Formerly dependent on hydropower, Zambia is on a path towards energy diversification to light up the land. With its strategic location and an investment-focused government, Zambia is transforming its power infrastructure to become the interregional electricity hub by 2025.
Bordered by eight countries, Zambia has fortuitous position of being a land-linked nation. Blessed by its sinuous rivers, hydropower has been Zambia’s energy source of choice. Previously accounting for 97% of the country’s energy, Zambia is now focused on diversifying and increasing its energy supply, not only to guarantee nationwide power security, but also to achieve its objective of becoming the biggest exporter in the Southern African region.
“Ideally, we want to be the net exporter of electricity because as a land-linked country, it’s easy for us to import and export electricity,” states Hon. Matthew Nkhuwa, Minister of Energy. “So we want to build interconnectors for our neighboring countries, so in the event that there may be a shortage, power can be tapped from alternative grids. This vision will ultimately benefit us and our neighbors.”
In an effort to create appetite for further investment in the sector, Zambia implemented a tariff that allowed all industry players to recover the cost of doing business while making an attractive return on the investment. As a result, several projects are now underway that will add renewable energy, thermal energy and more hydroelectricity to the grid. One of these is the Maamba thermal plant, which generates 300 megawatts of power and another is the 60% completed Kafue Gorge Lower Hydro-power Station. Scheduled for completion by 2020, the US$2 billion project will contribute 750 megawatts.
In late 2018, the governments of Zambia and Angola signed a US$5 billion deal to construct an oil pipeline that will pass through the two countries. Currently possessing only one pipeline, this new pipeline will see enhanced trade in oil, development of petroleum refinery infrastructure and capacity building for Zambia. “With no access to the sea, this pipeline will reduce pressure on the roads and ultimately reduce the price of fuel,” states Minister Nkhuwa.
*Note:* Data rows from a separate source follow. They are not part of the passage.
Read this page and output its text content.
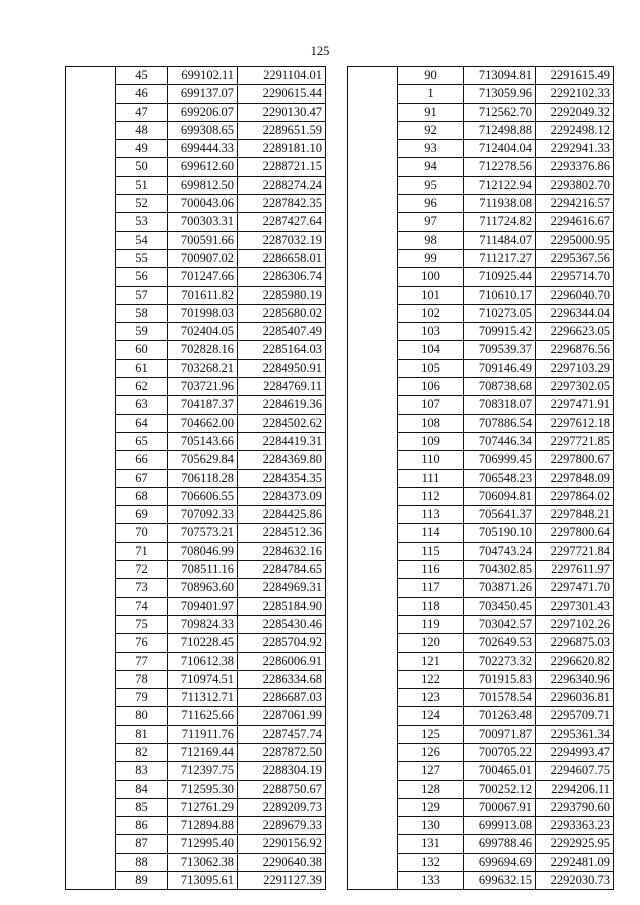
125
	45	699102.11	2291104.01
	46	699137.07	2290615.44
	47	699206.07	2290130.47
	48	699308.65	2289651.59
	49	699444.33	2289181.10
	50	699612.60	2288721.15
	51	699812.50	2288274.24
	52	700043.06	2287842.35
	53	700303.31	2287427.64
	54	700591.66	2287032.19
	55	700907.02	2286658.01
	56	701247.66	2286306.74
	57	701611.82	2285980.19
	58	701998.03	2285680.02
	59	702404.05	2285407.49
	60	702828.16	2285164.03
	61	703268.21	2284950.91
	62	703721.96	2284769.11
	63	704187.37	2284619.36
	64	704662.00	2284502.62
	65	705143.66	2284419.31
	66	705629.84	2284369.80
	67	706118.28	2284354.35
	68	706606.55	2284373.09
	69	707092.33	2284425.86
	70	707573.21	2284512.36
	71	708046.99	2284632.16
	72	708511.16	2284784.65
	73	708963.60	2284969.31
	74	709401.97	2285184.90
	75	709824.33	2285430.46
	76	710228.45	2285704.92
	77	710612.38	2286006.91
	78	710974.51	2286334.68
	79	711312.71	2286687.03
	80	711625.66	2287061.99
	81	711911.76	2287457.74
	82	712169.44	2287872.50
	83	712397.75	2288304.19
	84	712595.30	2288750.67
	85	712761.29	2289209.73
	86	712894.88	2289679.33
	87	712995.40	2290156.92
	88	713062.38	2290640.38
	89	713095.61	2291127.39
	90	713094.81	2291615.49
	1	713059.96	2292102.33
	91	712562.70	2292049.32
	92	712498.88	2292498.12
	93	712404.04	2292941.33
	94	712278.56	2293376.86
	95	712122.94	2293802.70
	96	711938.08	2294216.57
	97	711724.82	2294616.67
	98	711484.07	2295000.95
	99	711217.27	2295367.56
	100	710925.44	2295714.70
	101	710610.17	2296040.70
	102	710273.05	2296344.04
	103	709915.42	2296623.05
	104	709539.37	2296876.56
	105	709146.49	2297103.29
	106	708738.68	2297302.05
	107	708318.07	2297471.91
	108	707886.54	2297612.18
	109	707446.34	2297721.85
	110	706999.45	2297800.67
	111	706548.23	2297848.09
	112	706094.81	2297864.02
	113	705641.37	2297848.21
	114	705190.10	2297800.64
	115	704743.24	2297721.84
	116	704302.85	2297611.97
	117	703871.26	2297471.70
	118	703450.45	2297301.43
	119	703042.57	2297102.26
	120	702649.53	2296875.03
	121	702273.32	2296620.82
	122	701915.83	2296340.96
	123	701578.54	2296036.81
	124	701263.48	2295709.71
	125	700971.87	2295361.34
	126	700705.22	2294993.47
	127	700465.01	2294607.75
	128	700252.12	2294206.11
	129	700067.91	2293790.60
	130	699913.08	2293363.23
	131	699788.46	2292925.95
	132	699694.69	2292481.09
	133	699632.15	2292030.73
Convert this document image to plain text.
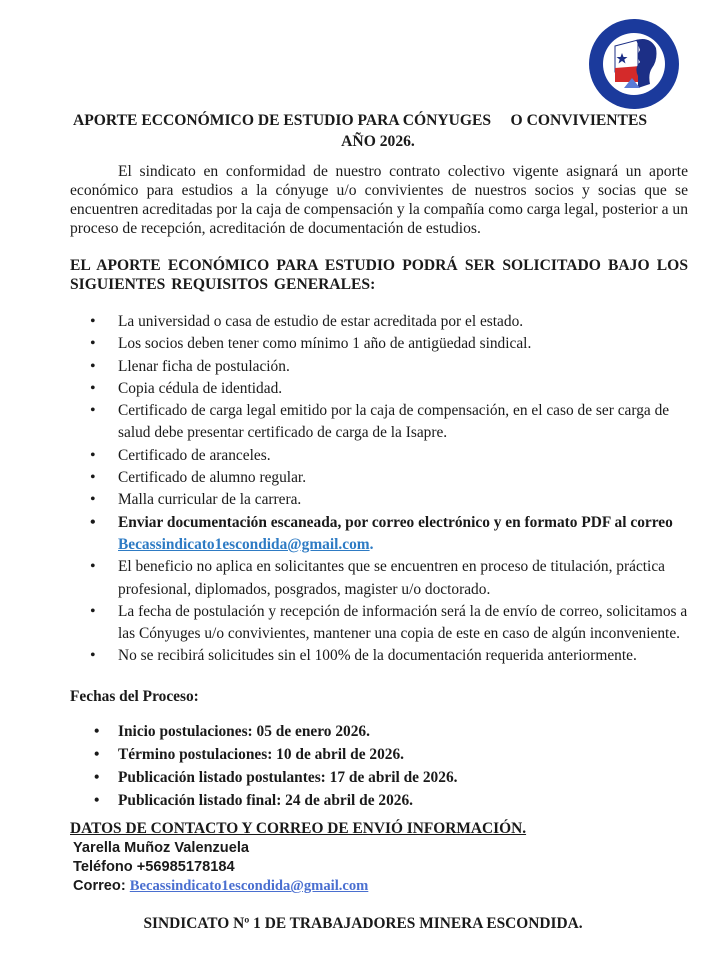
APORTE ECCONÓMICO DE ESTUDIO PARA CÓNYUGES     O CONVIVIENTES
AÑO 2026.

El sindicato en conformidad de nuestro contrato colectivo vigente asignará un aporte económico para estudios a la cónyuge u/o convivientes de nuestros socios y socias que se encuentren acreditadas por la caja de compensación y la compañía como carga legal, posterior a un proceso de recepción, acreditación de documentación de estudios.

EL APORTE ECONÓMICO PARA ESTUDIO PODRÁ SER SOLICITADO BAJO LOS SIGUIENTES REQUISITOS GENERALES:
• La universidad o casa de estudio de estar acreditada por el estado.
• Los socios deben tener como mínimo 1 año de antigüedad sindical.
• Llenar ficha de postulación.
• Copia cédula de identidad.
• Certificado de carga legal emitido por la caja de compensación, en el caso de ser carga de salud debe presentar certificado de carga de la Isapre.
• Certificado de aranceles.
• Certificado de alumno regular.
• Malla curricular de la carrera.
• Enviar documentación escaneada, por correo electrónico y en formato PDF al correo Becassindicato1escondida@gmail.com.
• El beneficio no aplica en solicitantes que se encuentren en proceso de titulación, práctica profesional, diplomados, posgrados, magister u/o doctorado.
• La fecha de postulación y recepción de información será la de envío de correo, solicitamos a las Cónyuges u/o convivientes, mantener una copia de este en caso de algún inconveniente.
• No se recibirá solicitudes sin el 100% de la documentación requerida anteriormente.
Fechas del Proceso:
• Inicio postulaciones: 05 de enero 2026.
• Término postulaciones: 10 de abril de 2026.
• Publicación listado postulantes: 17 de abril de 2026.
• Publicación listado final: 24 de abril de 2026.
DATOS DE CONTACTO Y CORREO DE ENVIÓ INFORMACIÓN.
Yarella Muñoz Valenzuela
Teléfono +56985178184
Correo: Becassindicato1escondida@gmail.com
SINDICATO Nº 1 DE TRABAJADORES MINERA ESCONDIDA.
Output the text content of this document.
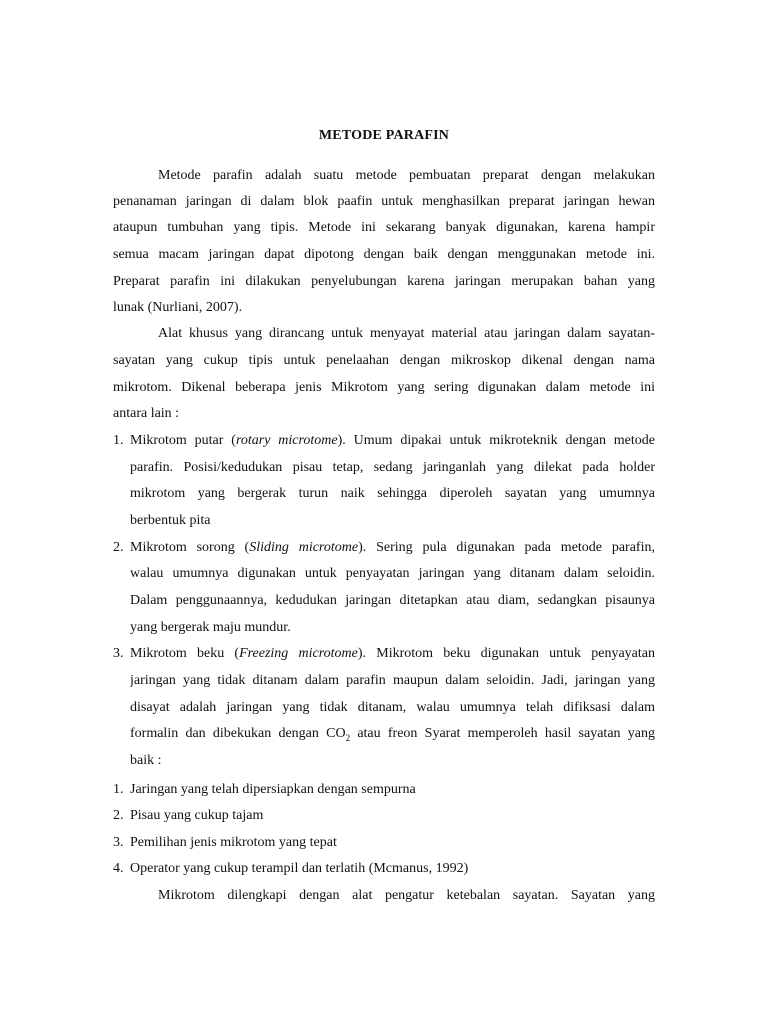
METODE PARAFIN
Metode parafin adalah suatu metode pembuatan preparat dengan melakukan
penanaman jaringan di dalam blok paafin untuk menghasilkan preparat jaringan hewan
ataupun tumbuhan yang tipis. Metode ini sekarang banyak digunakan, karena hampir
semua macam jaringan dapat dipotong dengan baik dengan menggunakan metode ini.
Preparat parafin ini dilakukan penyelubungan karena jaringan merupakan bahan yang
lunak (Nurliani, 2007).
Alat khusus yang dirancang untuk menyayat material atau jaringan dalam sayatan-
sayatan yang cukup tipis untuk penelaahan dengan mikroskop dikenal dengan nama
mikrotom. Dikenal beberapa jenis Mikrotom yang sering digunakan dalam metode ini
antara lain :
1. Mikrotom putar (rotary microtome). Umum dipakai untuk mikroteknik dengan metode
parafin. Posisi/kedudukan pisau tetap, sedang jaringanlah yang dilekat pada holder
mikrotom yang bergerak turun naik sehingga diperoleh sayatan yang umumnya
berbentuk pita
2. Mikrotom sorong (Sliding microtome). Sering pula digunakan pada metode parafin,
walau umumnya digunakan untuk penyayatan jaringan yang ditanam dalam seloidin.
Dalam penggunaannya, kedudukan jaringan ditetapkan atau diam, sedangkan pisaunya
yang bergerak maju mundur.
3. Mikrotom beku (Freezing microtome). Mikrotom beku digunakan untuk penyayatan
jaringan yang tidak ditanam dalam parafin maupun dalam seloidin. Jadi, jaringan yang
disayat adalah jaringan yang tidak ditanam, walau umumnya telah difiksasi dalam
formalin dan dibekukan dengan $CO_2$ atau freon Syarat memperoleh hasil sayatan yang
baik :
1. Jaringan yang telah dipersiapkan dengan sempurna
2. Pisau yang cukup tajam
3. Pemilihan jenis mikrotom yang tepat
4. Operator yang cukup terampil dan terlatih (Mcmanus, 1992)
Mikrotom dilengkapi dengan alat pengatur ketebalan sayatan. Sayatan yang
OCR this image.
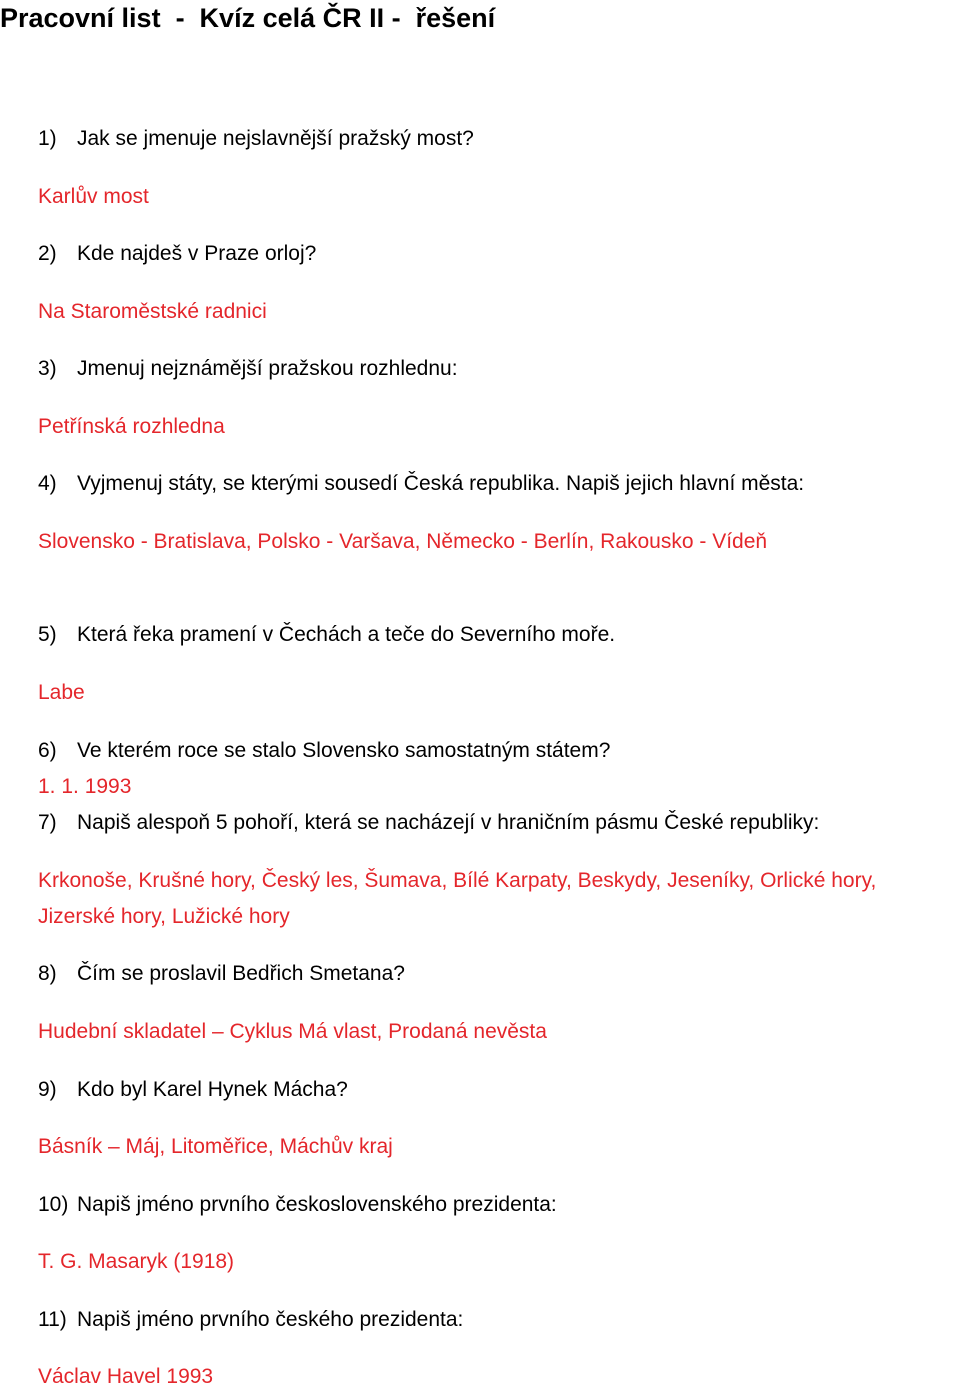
Pracovní list  -  Kvíz celá ČR II -  řešení
1) Jak se jmenuje nejslavnější pražský most?
Karlův most
2) Kde najdeš v Praze orloj?
Na Staroměstské radnici
3) Jmenuj nejznámější pražskou rozhlednu:
Petřínská rozhledna
4) Vyjmenuj státy, se kterými sousedí Česká republika. Napiš jejich hlavní města:
Slovensko - Bratislava, Polsko - Varšava, Německo - Berlín, Rakousko - Vídeň
5) Která řeka pramení v Čechách a teče do Severního moře.
Labe
6) Ve kterém roce se stalo Slovensko samostatným státem?
1. 1. 1993
7) Napiš alespoň 5 pohoří, která se nacházejí v hraničním pásmu České republiky:
Krkonoše, Krušné hory, Český les, Šumava, Bílé Karpaty, Beskydy, Jeseníky, Orlické hory,
Jizerské hory, Lužické hory
8) Čím se proslavil Bedřich Smetana?
Hudební skladatel – Cyklus Má vlast, Prodaná nevěsta
9) Kdo byl Karel Hynek Mácha?
Básník – Máj, Litoměřice, Máchův kraj
10) Napiš jméno prvního československého prezidenta:
T. G. Masaryk (1918)
11) Napiš jméno prvního českého prezidenta:
Václav Havel 1993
Recently, the World Bank approved a credit facility of about US$26.5 million to help Zambia boost its electricity supply especially in rural parts of the country. Just as electricity access is a prerequisite for socio-economic development, so are roads, which connect all sectors together. “Our Link Zambia 8000 programme has refined its priorities towards internationally focused links such as the Mbala-Nakonde road, which is now easing trade near the Tanzanian border,” states Elias Mwape, Director of Road Development Agency (RDA). The same applies for the Kazungula Bridge Project at the Botswana border and the Lusaka-Ndola dual carriageway to connect the capital with the Copperbelt and the Democratic Republic of the Congo.
By 2025, Zambia’s vision is to be the interregional electricity hub for southern Africa. With its access to market and currently scheduled plan of projects for infrastructure and energy, there’s no reason why its vision cannot become reality.